The antidepressant soon helped her to feel better.
But within the next few months, she started waking up at night with her heart racing, teeth clenched, body jerking, difficulty breathing, dizziness, hyperventilation and headache.
The episodes were similar to the ones she had before the first big one hit her in mid-2004. In the daytime, she would stare into space, feel tingling or shaking in her face, or start stuttering uncontrollably. But at least she wasn’t losing consciousness during the day.
Dr. Halford increased her medicine dosage again, and that reduced the symptoms.
But they didn’t go away.
While waiting to see what would become of her, Lorelei carried on with her life.
“I’ve been a lot more active, more productive, working on a lot of little projects,” she said.
She sewed a bathroom curtain for her father’s birthday, and a pink-and-green quilt and Care Bear pillows for her nieces. She started going to auctions and estate sales as she had before the seizures.
But Lorelei, a former bookkeeper, was having trouble cataloguing her inventory using a basic computer spreadsheet.
Rob would tell her, for example, how many items came in a package, then ask her to subtract the number of missing items to find out how many they had in hand. She could hear him, but she just couldn’t do the math. Even if he repeated it.
“I just want to cry, because it doesn’t make any more sense to you than the first time, even if they repeat it or say it louder,” she said. “I’m hearing numbers, but they’re not making sense.”
Lorelei froze in the supermarket while trying to write checks.

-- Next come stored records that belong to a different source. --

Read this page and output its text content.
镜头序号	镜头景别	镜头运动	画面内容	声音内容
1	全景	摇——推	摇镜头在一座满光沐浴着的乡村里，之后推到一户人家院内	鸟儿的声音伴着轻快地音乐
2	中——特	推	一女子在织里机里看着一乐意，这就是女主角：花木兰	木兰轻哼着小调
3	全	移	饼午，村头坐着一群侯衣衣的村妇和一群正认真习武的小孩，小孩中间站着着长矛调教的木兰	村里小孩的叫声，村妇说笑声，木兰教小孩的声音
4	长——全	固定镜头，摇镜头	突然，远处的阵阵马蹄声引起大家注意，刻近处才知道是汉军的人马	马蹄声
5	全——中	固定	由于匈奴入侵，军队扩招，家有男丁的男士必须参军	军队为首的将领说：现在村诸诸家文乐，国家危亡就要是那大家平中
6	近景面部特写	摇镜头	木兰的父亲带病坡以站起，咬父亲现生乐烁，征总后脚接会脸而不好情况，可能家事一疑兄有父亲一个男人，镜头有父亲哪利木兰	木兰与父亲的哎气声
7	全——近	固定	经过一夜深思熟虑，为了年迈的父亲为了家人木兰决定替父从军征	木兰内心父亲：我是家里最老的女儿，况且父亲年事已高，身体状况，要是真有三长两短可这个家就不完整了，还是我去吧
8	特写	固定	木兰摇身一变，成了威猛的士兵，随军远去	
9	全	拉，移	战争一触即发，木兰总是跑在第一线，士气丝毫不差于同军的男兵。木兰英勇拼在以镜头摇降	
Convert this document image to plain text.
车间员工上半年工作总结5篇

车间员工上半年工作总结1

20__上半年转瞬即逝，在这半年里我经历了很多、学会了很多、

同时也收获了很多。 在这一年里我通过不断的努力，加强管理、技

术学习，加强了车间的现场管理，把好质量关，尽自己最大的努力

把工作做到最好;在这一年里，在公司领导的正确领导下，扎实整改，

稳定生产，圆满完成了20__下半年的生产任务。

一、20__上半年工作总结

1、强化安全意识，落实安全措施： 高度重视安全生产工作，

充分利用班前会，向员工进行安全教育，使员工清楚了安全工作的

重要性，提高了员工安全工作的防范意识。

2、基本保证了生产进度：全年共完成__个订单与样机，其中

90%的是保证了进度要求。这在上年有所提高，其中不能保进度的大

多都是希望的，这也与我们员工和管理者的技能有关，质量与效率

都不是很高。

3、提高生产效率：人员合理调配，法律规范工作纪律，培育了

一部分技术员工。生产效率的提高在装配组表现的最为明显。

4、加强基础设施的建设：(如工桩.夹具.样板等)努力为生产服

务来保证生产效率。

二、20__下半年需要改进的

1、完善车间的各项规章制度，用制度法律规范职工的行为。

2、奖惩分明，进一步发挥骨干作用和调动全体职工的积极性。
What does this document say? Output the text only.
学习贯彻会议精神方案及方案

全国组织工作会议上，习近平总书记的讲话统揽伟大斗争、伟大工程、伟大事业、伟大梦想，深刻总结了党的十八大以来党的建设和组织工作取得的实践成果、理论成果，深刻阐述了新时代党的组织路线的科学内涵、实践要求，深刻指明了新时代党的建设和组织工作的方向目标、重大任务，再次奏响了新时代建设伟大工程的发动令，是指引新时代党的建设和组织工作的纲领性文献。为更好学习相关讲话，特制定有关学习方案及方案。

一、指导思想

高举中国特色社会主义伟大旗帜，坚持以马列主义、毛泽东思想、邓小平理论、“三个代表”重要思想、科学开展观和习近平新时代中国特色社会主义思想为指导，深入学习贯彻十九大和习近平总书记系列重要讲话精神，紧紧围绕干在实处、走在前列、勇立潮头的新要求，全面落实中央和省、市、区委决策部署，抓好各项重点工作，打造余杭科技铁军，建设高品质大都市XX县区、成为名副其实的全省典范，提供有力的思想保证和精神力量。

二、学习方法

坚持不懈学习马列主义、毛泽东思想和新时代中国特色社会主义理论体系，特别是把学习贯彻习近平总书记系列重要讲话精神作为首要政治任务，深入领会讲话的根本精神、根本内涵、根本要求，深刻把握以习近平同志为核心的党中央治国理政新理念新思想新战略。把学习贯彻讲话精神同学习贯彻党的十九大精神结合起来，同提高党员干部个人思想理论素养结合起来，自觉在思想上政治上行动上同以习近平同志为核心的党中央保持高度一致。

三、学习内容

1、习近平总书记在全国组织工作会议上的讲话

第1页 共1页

She got stuck in conversation with store clerks. At her yard sale, Lorelei asked a woman to figure out her own change, and the woman stung her with, “You must be a product of the public school system.”
Incidents like those left her embarrassed and frustrated.
And tired.
At seven months after leaving the hospital, the little seizures weren’t going away.
And they were eerily similar to the ones she’d had just before the first big one struck.